Why Are The MMOs Declining In Popularity?
The MMOs (Massively Multi-Player Online) games still have millions of users. The games have generated millions of dollars. But in recent history, it’s been widely reported the major MMOs have lost millions of users. ”World of Warcraft lost 1.1 million customers in the last three months. It’s lost 2 million in the past year. Meanwhile, EA’s highly anticipated entry in the field — Star Wars: The Old Republic — failed to take off, with subscriptions dropping to under 1 million last quarter” (Source: Yahoo! Plugged In).
Why Are The MMOs Diminishing In Popularity?
Some have suggested the slower economy is partly to blame, and they may be a component.
As with any technology, MMOs came into full maturity in the last 10 years. Many people joined as the MMO wave as the software became more fluid, user-friendly, and full-featured.
The MMO designers capably created positive feedback loops, giving subscribers all manner of virtual kudos: points, gear, prestigious titles, access to hard-to-get-into areas, fame, and all manner of positive sensory feedback.
The MMOs gave potential customers this offer: If you join up with a group of friends and play us regularly, then we’ll give you an enduring fun and exciting experience for months to come. And most MMOs followed through in fulfilling on those promises, giving subscribers a perpetual experience in their preferred fantasy world.
Why Have MMOs Continued To Decline?
First, even more than most video game experiences, MMOs take a terrific amount of exclusive time commitment, often several hours every day. And as the average subscriber is getting older, and many take on more adult responsibilities, real life time demands conflict with virtual life demands.
Second, all media formats are facing more competition from increasing alternatives, both fee-based and free. From free phone game apps, to social networking, to Netflix, to ever-expanding cable channels, to more free digital over-the-air TV stations, to e-readers, on and on. All media formats are receiving more competition for users’ time. MMOs are not the only tech gaming sector in decline. Console makers and their software developers are also facing downward pricing pressures as demand decreases - as potential customers are often still actively playing games from the massive library of games from the last 20 years.
Third, there is another major reason for MMOs decline, a reason that is not mentioned as often: Modern technology consumers are growing more savvy, and becoming more aware of the distinction between real and virtual rewards. While MMO subscribers will often say, “It’s just a game,” at the core of the allure of MMOs was an implied suggestion that the gamer would be able to build and grow something that would have lasting and continually increasing worth.

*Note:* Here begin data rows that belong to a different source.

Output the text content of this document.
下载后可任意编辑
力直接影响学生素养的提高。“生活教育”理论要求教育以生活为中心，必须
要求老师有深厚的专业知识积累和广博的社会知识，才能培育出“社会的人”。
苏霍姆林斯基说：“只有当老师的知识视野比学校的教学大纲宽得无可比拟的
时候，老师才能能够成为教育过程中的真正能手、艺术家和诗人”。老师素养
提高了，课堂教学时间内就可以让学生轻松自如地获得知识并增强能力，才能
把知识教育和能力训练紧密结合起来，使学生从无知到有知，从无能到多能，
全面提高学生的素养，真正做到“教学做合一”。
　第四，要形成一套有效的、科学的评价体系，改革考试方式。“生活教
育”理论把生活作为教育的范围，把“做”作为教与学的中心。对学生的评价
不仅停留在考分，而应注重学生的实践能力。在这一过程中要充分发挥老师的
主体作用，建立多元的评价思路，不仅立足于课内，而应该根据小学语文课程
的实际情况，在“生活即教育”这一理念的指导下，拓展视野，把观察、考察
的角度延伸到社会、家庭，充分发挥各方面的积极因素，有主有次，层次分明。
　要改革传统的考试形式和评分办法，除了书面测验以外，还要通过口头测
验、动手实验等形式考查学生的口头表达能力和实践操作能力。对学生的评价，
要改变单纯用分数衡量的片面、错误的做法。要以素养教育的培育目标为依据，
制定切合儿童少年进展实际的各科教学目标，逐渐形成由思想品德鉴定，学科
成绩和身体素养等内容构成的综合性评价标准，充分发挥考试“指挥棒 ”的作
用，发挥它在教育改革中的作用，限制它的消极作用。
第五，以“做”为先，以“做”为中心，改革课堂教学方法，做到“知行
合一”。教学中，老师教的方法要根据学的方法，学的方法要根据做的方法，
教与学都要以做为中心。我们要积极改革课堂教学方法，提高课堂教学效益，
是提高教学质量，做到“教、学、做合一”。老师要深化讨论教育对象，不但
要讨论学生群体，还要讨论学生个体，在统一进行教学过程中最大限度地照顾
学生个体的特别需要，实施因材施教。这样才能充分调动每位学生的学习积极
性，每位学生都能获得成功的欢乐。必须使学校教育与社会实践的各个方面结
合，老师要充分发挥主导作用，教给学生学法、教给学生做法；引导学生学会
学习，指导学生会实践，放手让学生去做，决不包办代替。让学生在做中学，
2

MMOs will always be around. So will console gaming systems, computer games, and most of the other different media formats. They will wax and wane in popularity.

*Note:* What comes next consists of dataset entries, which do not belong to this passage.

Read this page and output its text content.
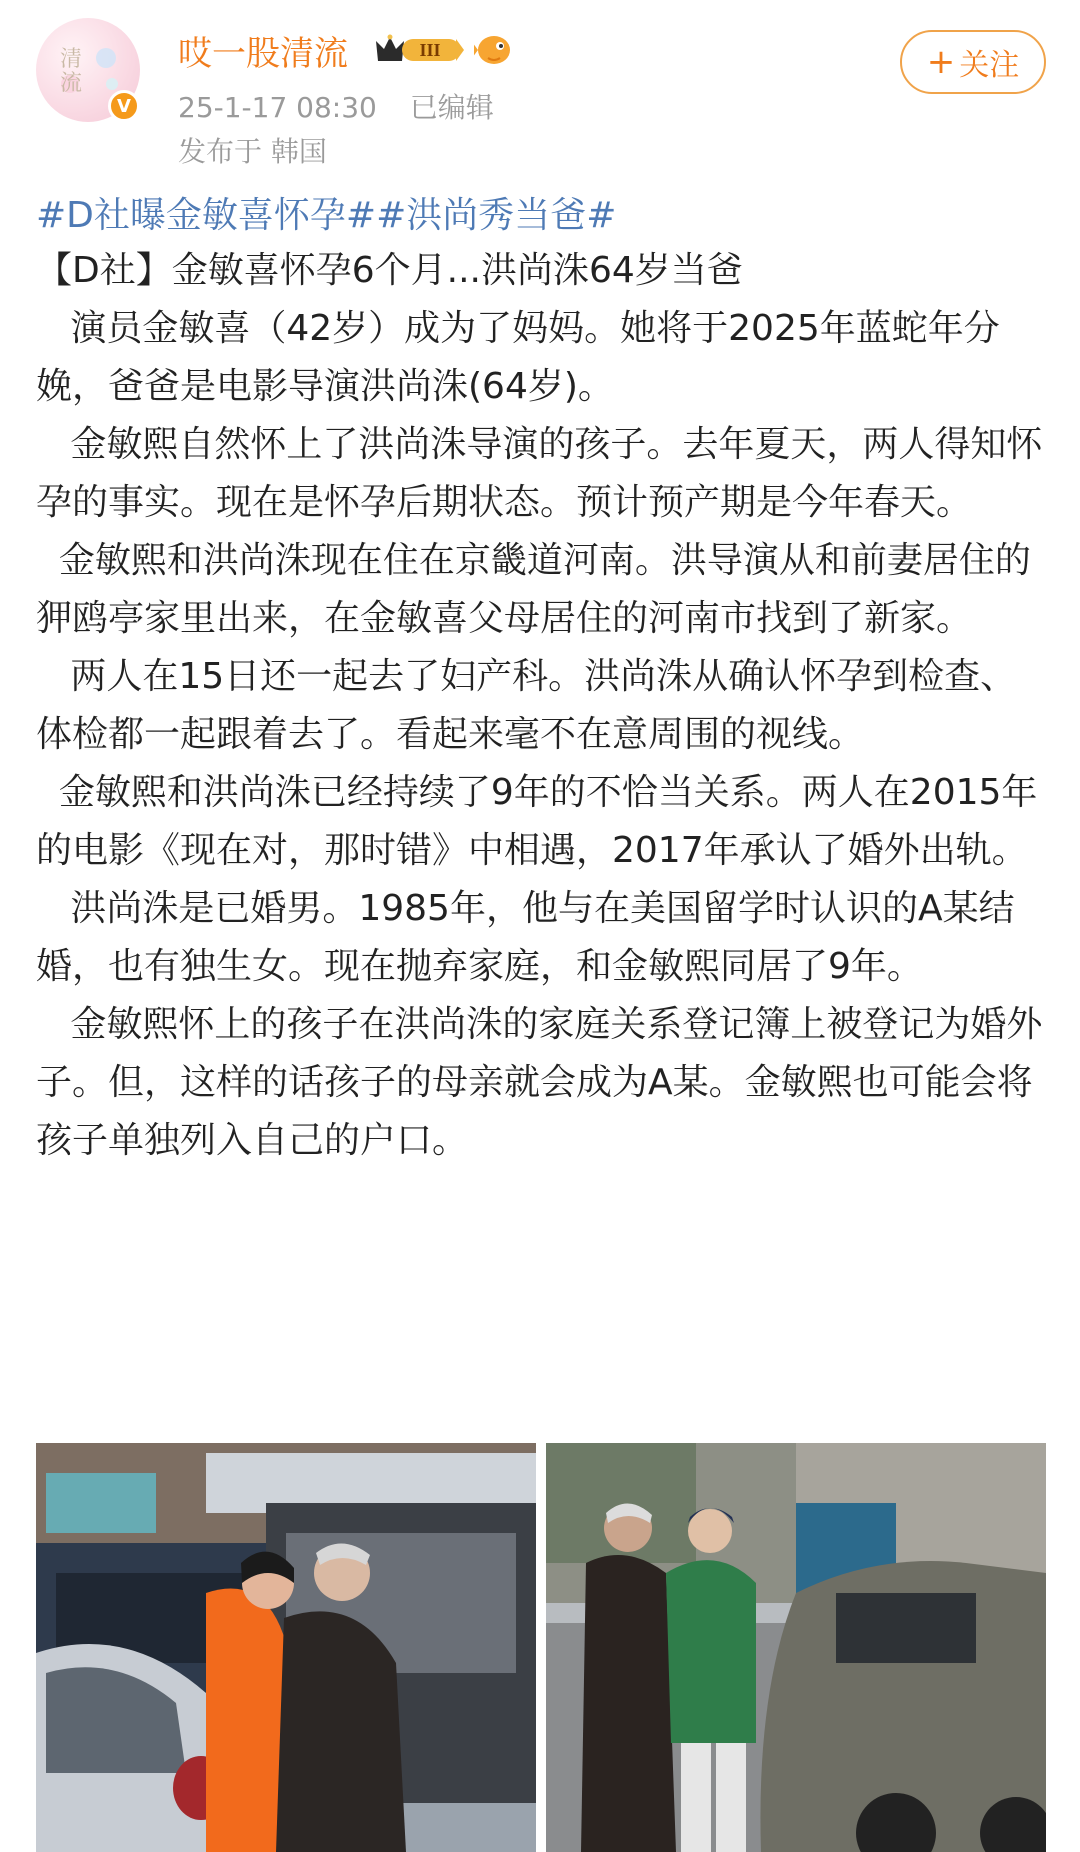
清
流
V
哎一股清流	III
25-1-17 08:30 已编辑
发布于 韩国
+ 关注
#D社曝金敏喜怀孕##洪尚秀当爸#

【D社】金敏喜怀孕6个月...洪尚洙64岁当爸

演员金敏喜（42岁）成为了妈妈。她将于2025年蓝蛇年分娩，爸爸是电影导演洪尚洙(64岁)。

金敏熙自然怀上了洪尚洙导演的孩子。去年夏天，两人得知怀孕的事实。现在是怀孕后期状态。预计预产期是今年春天。

金敏熙和洪尚洙现在住在京畿道河南。洪导演从和前妻居住的狎鸥亭家里出来，在金敏喜父母居住的河南市找到了新家。

两人在15日还一起去了妇产科。洪尚洙从确认怀孕到检查、体检都一起跟着去了。看起来毫不在意周围的视线。

金敏熙和洪尚洙已经持续了9年的不恰当关系。两人在2015年的电影《现在对，那时错》中相遇，2017年承认了婚外出轨。

洪尚洙是已婚男。1985年，他与在美国留学时认识的A某结婚，也有独生女。现在抛弃家庭，和金敏熙同居了9年。

金敏熙怀上的孩子在洪尚洙的家庭关系登记簿上被登记为婚外子。但，这样的话孩子的母亲就会成为A某。金敏熙也可能会将孩子单独列入自己的户口。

A college friend of mine, who was a hardcore World of Warcraft gamer for several years, stopped playing WoW several months ago, and plans to stop his Star Wars Rebellion account soon. He’s become older, has a new dog, and the demands of real life are conflicting with his available gaming time.
MMOs will continue to decline as more subscribers get older and make a similar decision to the choice they make in so many other areas of their life: If the time and effort required to do an activity well does not produce a sufficiently pleasant or profitable outcome, they’ll often stop doing that activity. Whether a person is deciding to play a game, go see a movie, or download an app, there is a “cost & time vs. potential profitability” analysis that most people use consciously or subconsciously.
Why do you read a book? Because there’s at least a hope the amount of money spent on the book and the time spent reading it might result in a sufficiently pleasurable or profitable outcome?
Unfortunately for MMOs, despite all their marvelous bells, whistles, and shiny objects, more people are deciding the daily hours needed to play them well are not sufficiently rewarding in reality to warrant the real time and money expenditures.